Sector Insight: Childrenswear
The impact made by supermarkets has led to fierce competition and lower prices.
Recent Matalan campaign
Five Key Trends
Babyboom. UK births boomed between 2006 and 2008, boosting sales of babywear and children’s clothing. Strong projected growth of 5-9 year old children will help sales.
Pricing. Six in ten parents think price is the most important factor when shopping for their children’s clothes with more than half thinking kids’ clothes are overpriced.
Replacement purchases. These will continue to be the biggest driver of new purchases as children rapidly grow out of their clothes.
Designer brands. Still a small area but more luxury brands have extended into childrenswear with labels such as Stella McCartney, Dior and Tommy Hilfiger all getting in on the act.
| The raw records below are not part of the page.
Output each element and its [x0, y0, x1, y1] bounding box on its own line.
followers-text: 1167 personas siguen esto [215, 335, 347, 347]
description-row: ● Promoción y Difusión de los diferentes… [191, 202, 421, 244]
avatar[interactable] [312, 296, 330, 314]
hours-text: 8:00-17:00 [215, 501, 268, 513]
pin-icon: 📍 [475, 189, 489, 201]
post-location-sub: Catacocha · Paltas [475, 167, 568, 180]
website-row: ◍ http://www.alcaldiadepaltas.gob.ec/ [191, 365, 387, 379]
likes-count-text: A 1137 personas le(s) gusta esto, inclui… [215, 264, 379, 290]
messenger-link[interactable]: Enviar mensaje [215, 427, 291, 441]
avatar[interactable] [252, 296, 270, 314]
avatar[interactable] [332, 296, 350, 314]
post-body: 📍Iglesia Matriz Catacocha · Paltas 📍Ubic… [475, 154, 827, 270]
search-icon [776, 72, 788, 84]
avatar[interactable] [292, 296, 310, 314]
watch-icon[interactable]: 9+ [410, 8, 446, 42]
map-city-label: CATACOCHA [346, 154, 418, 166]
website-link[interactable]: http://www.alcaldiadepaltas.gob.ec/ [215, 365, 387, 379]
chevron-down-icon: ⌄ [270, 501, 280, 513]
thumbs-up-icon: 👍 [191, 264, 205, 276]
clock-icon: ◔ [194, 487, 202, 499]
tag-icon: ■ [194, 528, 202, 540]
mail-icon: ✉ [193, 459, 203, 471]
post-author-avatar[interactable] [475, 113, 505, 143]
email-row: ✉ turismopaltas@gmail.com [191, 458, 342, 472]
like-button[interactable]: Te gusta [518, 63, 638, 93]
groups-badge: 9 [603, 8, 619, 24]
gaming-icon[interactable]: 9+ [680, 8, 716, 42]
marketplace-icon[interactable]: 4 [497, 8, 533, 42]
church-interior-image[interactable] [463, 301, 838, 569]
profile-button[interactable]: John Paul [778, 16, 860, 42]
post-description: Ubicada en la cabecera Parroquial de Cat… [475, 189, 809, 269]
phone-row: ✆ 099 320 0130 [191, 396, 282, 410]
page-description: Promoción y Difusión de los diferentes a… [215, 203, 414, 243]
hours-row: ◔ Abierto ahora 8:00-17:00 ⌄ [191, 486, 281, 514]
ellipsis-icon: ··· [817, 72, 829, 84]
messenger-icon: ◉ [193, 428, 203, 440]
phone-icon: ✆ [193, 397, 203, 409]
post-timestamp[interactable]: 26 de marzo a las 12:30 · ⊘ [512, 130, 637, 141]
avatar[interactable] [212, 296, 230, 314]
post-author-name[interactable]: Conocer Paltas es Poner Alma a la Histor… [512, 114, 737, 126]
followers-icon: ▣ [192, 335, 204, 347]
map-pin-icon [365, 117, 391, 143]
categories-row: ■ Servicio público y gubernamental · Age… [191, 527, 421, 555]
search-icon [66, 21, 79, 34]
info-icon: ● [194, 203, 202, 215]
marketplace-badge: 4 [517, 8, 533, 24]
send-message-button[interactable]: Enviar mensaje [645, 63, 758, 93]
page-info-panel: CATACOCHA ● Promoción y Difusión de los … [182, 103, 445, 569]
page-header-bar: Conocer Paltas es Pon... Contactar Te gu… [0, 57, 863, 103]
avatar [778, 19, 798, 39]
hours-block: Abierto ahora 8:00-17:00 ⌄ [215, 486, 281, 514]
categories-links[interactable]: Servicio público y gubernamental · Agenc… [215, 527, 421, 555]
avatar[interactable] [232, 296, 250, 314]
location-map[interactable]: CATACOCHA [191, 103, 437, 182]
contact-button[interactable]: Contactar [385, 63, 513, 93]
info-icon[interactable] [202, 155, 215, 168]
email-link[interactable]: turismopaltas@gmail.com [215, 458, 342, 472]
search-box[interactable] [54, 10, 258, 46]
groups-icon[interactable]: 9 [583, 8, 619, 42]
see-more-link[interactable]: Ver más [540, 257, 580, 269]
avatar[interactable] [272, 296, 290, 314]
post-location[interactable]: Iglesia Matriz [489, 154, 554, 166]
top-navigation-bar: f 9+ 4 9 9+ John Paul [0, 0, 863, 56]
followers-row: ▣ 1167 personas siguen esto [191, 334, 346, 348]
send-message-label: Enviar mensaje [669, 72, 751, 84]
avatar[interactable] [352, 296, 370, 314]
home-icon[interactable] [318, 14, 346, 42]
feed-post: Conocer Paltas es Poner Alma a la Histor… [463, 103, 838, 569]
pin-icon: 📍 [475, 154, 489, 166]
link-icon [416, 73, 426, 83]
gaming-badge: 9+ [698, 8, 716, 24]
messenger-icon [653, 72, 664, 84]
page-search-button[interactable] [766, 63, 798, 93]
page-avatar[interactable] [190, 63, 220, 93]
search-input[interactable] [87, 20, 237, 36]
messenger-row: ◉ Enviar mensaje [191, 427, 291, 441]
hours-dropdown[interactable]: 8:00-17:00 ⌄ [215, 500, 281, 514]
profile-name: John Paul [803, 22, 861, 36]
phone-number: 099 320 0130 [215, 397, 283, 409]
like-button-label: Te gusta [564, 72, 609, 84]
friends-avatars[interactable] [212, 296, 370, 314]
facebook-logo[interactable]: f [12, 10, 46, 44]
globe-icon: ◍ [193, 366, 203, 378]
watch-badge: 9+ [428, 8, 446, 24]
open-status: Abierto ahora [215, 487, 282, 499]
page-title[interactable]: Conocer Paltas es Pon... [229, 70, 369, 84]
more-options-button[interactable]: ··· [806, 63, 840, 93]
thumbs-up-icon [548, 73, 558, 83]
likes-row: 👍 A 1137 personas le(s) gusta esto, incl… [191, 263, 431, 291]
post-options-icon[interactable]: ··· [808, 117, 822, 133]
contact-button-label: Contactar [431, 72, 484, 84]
Supermarkets. As the supermarkets have extended into clothing, competition has become fierce and prices have been pushed down. Grocery chains now dominate sales.
Stylish children. The obsession with looks is getting younger: two thirds of 7-12 year olds think it’s important to look good.
Retailers at which children buy clothes by gender, October 2011 (%)
Share of UK retail value sales of childrenswear by outlet type (%)
The Industrys Main Players
Sean McGinty, head of marketing, George at Asda
McGinty was promoted to the top marketer slot for the George brand in 2012. He drives both the fashion and family focused campaigns, including the recent Back to School and Easter £5 or less campaigns. He has also worked for Wal-Mart international as global marketing manager.
Steven Sharp, executive director, marketing, Marks and Spencer
Marks joined Marks & Spencer in May 2004 and became executive director, marketing in November 2005. His career began at Bejam, moving onto the Argyll Group and in 1987 he was marketing director for Asda. He is a Fellow of the Chartered Institute of Marketing, The Marketing Society and The Royal Society of Arts, as well as a visiting Professor of Glasgow Caledonian University and non-executive director of Adnams.
Alison Lancaster, chief marketing officer, Kiddicare.com
Lancaster’s remit also covers marketing director for Morrisons.com non food business. Before joining Morrisons she worked at fashion retailer White Stuff as well as working as a consultant for brands including Feather & Black and Gant UK.
Winners and Losers in the childrenswear sector
Kiddicare. Morrisons-owned etailer Kiddicare offers clothes among its wider range of goods and is looking at adding bricks-and-mortar stores nationwide.
Asda. Is the first-choice destination (almost six in ten people go there for childrenswear).
Primark. Top choice for children aged 10 – 14 years old buying their own clothes and girls twice as likely as boys to shop there.
Next. Its popularity among childrenswear shoppers has diminished — down 9% between 2009 and 2011.
Mothercare. Despite its brand heritage, especially in the babywear market, it has struggled with profits falling and consequent store closures and job losses.